One 28-year old Korean man died of cardiac arrest after playing the Star Craft video game for over 50 hours straight, not eating or stopping for anything. His rush was on full-time. A study found that video game use can lead to dopamine levels equivalent to amphetamine drug use. Dopamine stimulation can cause us to have affairs, to eat the whole chocolate cake, to gamble beyond our normal limits and to become addicted to porn sites.

Dopamine also makes you susceptible to unrelated types of temptation. Exotic images can help us to make bad financial decisions and the hope of winning the lottery can make us overeat. Dopamine neurons make us alert, awake and captivated, ready to buy grocery items that we had never expected to buy. The tasty food sample. as we enter the store, sets our brain in gear to buy more than we intended to. Dopamine appears to let us loose. Inhibitions are lessened and super-powers are improved.

Interestingly, dopamine neurons are less responsive to familiar rewards. Makes sense. That’s why Starbucks keeps changing up their menu and why McDonald’s keeps adding new food items. They also craft their recipes with the right combination of sugar, salt and fat to get our dopamine neurons running amuck. A client, a Canadian regional restaurant manager of a global fast food chain once said to us that salt is their secret ingredient, giving us the craving to go back to his restaurants every two to three weeks.

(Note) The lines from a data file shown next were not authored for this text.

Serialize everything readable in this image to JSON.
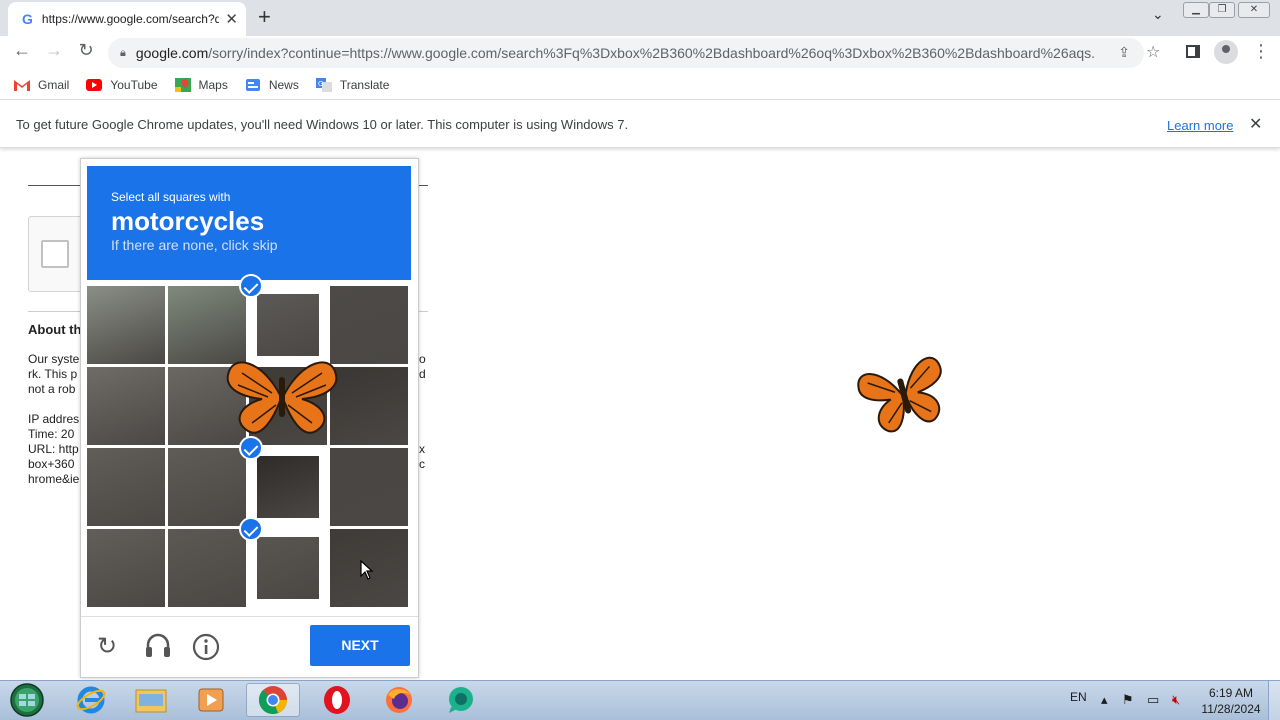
{
  "browser": {
    "tab_title": "https://www.google.com/search?q",
    "tab_icon": "G",
    "url_host": "google.com",
    "url_rest": "/sorry/index?continue=https://www.google.com/search%3Fq%3Dxbox%2B360%2Bdashboard%26oq%3Dxbox%2B360%2Bdashboard%26aqs..."
  },
  "bookmarks": [
    {
      "label": "Gmail"
    },
    {
      "label": "YouTube"
    },
    {
      "label": "Maps"
    },
    {
      "label": "News"
    },
    {
      "label": "Translate"
    }
  ],
  "infobar": {
    "message": "To get future Google Chrome updates, you'll need Windows 10 or later. This computer is using Windows 7.",
    "learn_more": "Learn more"
  },
  "page": {
    "about_heading": "About th",
    "lines_a": [
      "Our syste",
      "rk. This p",
      "not a rob"
    ],
    "lines_a_right": [
      "o",
      "d"
    ],
    "lines_b": [
      "IP addres",
      "Time: 20",
      "URL: http",
      "box+360",
      "hrome&ie"
    ],
    "lines_b_right": [
      "x",
      "c"
    ]
  },
  "captcha": {
    "instruction": "Select all squares with",
    "target": "motorcycles",
    "hint": "If there are none, click skip",
    "next_label": "NEXT",
    "selected_tiles": [
      2,
      10,
      14
    ]
  },
  "taskbar": {
    "lang": "EN",
    "time": "6:19 AM",
    "date": "11/28/2024"
  },
  "colors": {
    "captcha_blue": "#1a73e8",
    "butterfly": "#e8741a"
  }
}
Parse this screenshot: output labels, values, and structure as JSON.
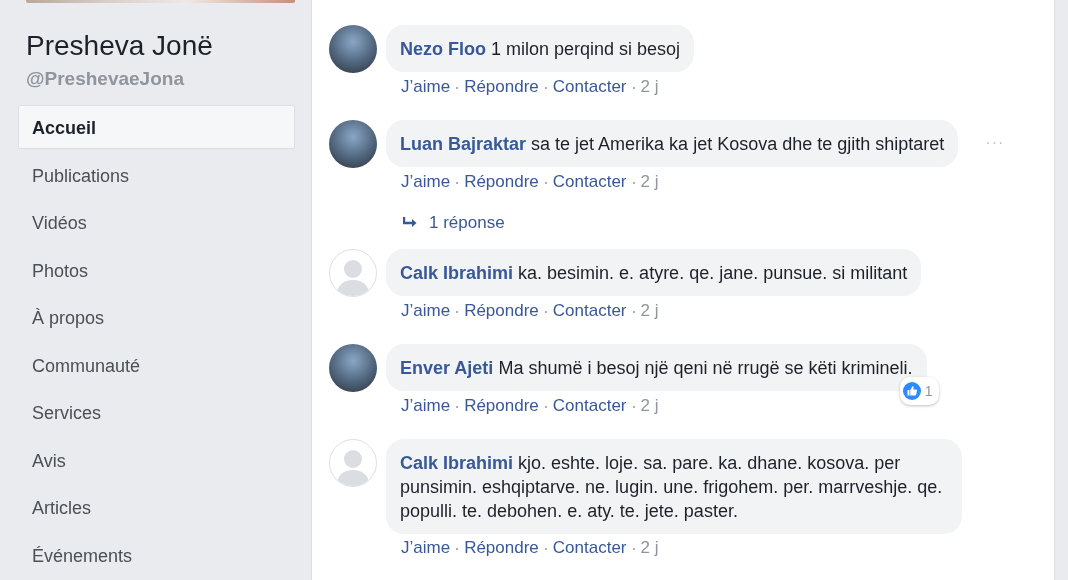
{
  "sidebar": {
    "page_name": "Presheva Jonë",
    "handle": "@PreshevaeJona",
    "items": [
      {
        "label": "Accueil",
        "selected": true
      },
      {
        "label": "Publications",
        "selected": false
      },
      {
        "label": "Vidéos",
        "selected": false
      },
      {
        "label": "Photos",
        "selected": false
      },
      {
        "label": "À propos",
        "selected": false
      },
      {
        "label": "Communauté",
        "selected": false
      },
      {
        "label": "Services",
        "selected": false
      },
      {
        "label": "Avis",
        "selected": false
      },
      {
        "label": "Articles",
        "selected": false
      },
      {
        "label": "Événements",
        "selected": false
      }
    ]
  },
  "comments": [
    {
      "author": "Nezo Floo",
      "kind": "photo",
      "text": "1 milon perqind si besoj",
      "actions": [
        "J’aime",
        "Répondre",
        "Contacter"
      ],
      "time": "2 j"
    },
    {
      "author": "Luan Bajraktar",
      "kind": "photo",
      "text": "sa te jet Amerika ka jet Kosova dhe te gjith shiptaret",
      "actions": [
        "J’aime",
        "Répondre",
        "Contacter"
      ],
      "time": "2 j",
      "menu": "···",
      "replies": "1 réponse"
    },
    {
      "author": "Calk Ibrahimi",
      "kind": "default",
      "text": "ka. besimin. e. atyre. qe. jane. punsue. si militant",
      "actions": [
        "J’aime",
        "Répondre",
        "Contacter"
      ],
      "time": "2 j"
    },
    {
      "author": "Enver Ajeti",
      "kind": "photo",
      "text": "Ma shumë i besoj një qeni në rrugë se këti krimineli.",
      "actions": [
        "J’aime",
        "Répondre",
        "Contacter"
      ],
      "time": "2 j",
      "likes": "1"
    },
    {
      "author": "Calk Ibrahimi",
      "kind": "default",
      "text": "kjo. eshte. loje. sa. pare. ka. dhane. kosova. per punsimin. eshqiptarve. ne. lugin. une. frigohem. per. marrveshje. qe. populli. te. debohen. e. aty. te. jete. paster.",
      "actions": [
        "J’aime",
        "Répondre",
        "Contacter"
      ],
      "time": "2 j"
    }
  ]
}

Guess which one that was.

And some of these companies are piping simulated food odours from vents near their buildings, all to increase dopamine levels. A company named ScentAir specializes in this. One of their clients, Bloomingdales, uses baby powder in the maternity department to speak to a mother’s memory. They use coconut in the swimwear area and lilac in the intimate apparel section. At Christmas, you’ll smell sugar cookie, chocolate and evergreen.

The above screennshot is from ScentAir’s website. Does “Euphoric” actually mean dopamine inducing?

Lotteries use dopamine in the form of “imagine what you could do with one million dollars”. You get excited. The bells ringing, lights flashing, half-naked women servers, cheap or free liquor and all-you-can-eat buffets are also big dopamine spikers. Stores put their most tempting items front and centre to get your levels up on arrival.

As dopamine causes us to seek reward but not to reward us, it also causes frustration and anxiety. Marketers use this feature best with Door Crasher specials, Limited Quantities Only, and short-term bargain sales. Our primitive hunter/gatherer instinct kicks in with a dopamine rush and we head out to reduce this anxiety.

Because we have trouble distinguishing the desire for reward from the actual reward, dopamine causes us to continue to pursue things that don’t make us happy. One woman found that when she wanted to feel good, she would go shopping, as many of us do. She enjoyed the ride there and felt good entering the mall and enjoyed the window shopping, but she felt rushed in the store and felt a time pressure to pay and get out.

The dopamine worked to make her feel good about the pursuit of the reward, but the getting of the reward was not rewarding. This happens to us all in many ways. Dieting, drinking too much, not exercising, flirting, watching pornography, gambling and going to the dollar stores for one thing and coming out with ten “bargains”. Not great for customer retention you’d think, but it seems to keep working. She decided to stick with window-shopping and was much happier when she realized that the thrill ended there.

So, dopamine, and the seeking of rewards, are confusing the heck out of us without us knowing, and making us sitting targets for marketers. But, it also makes us marketers that much more penetrating and effective. It is used with military precision and is incredibly successful.

You can train yourself to notice it, and when you do, you can diminish its effects, but few are ever aware of it happening to us. And it lurks around every corner.

With a lot of inspiration and logic from a book called “The Willpower Instinct: How Self-Control Works. Why it Matters and What You Can Do to Get More of It”, by Kelly McGonigal, Ph.D.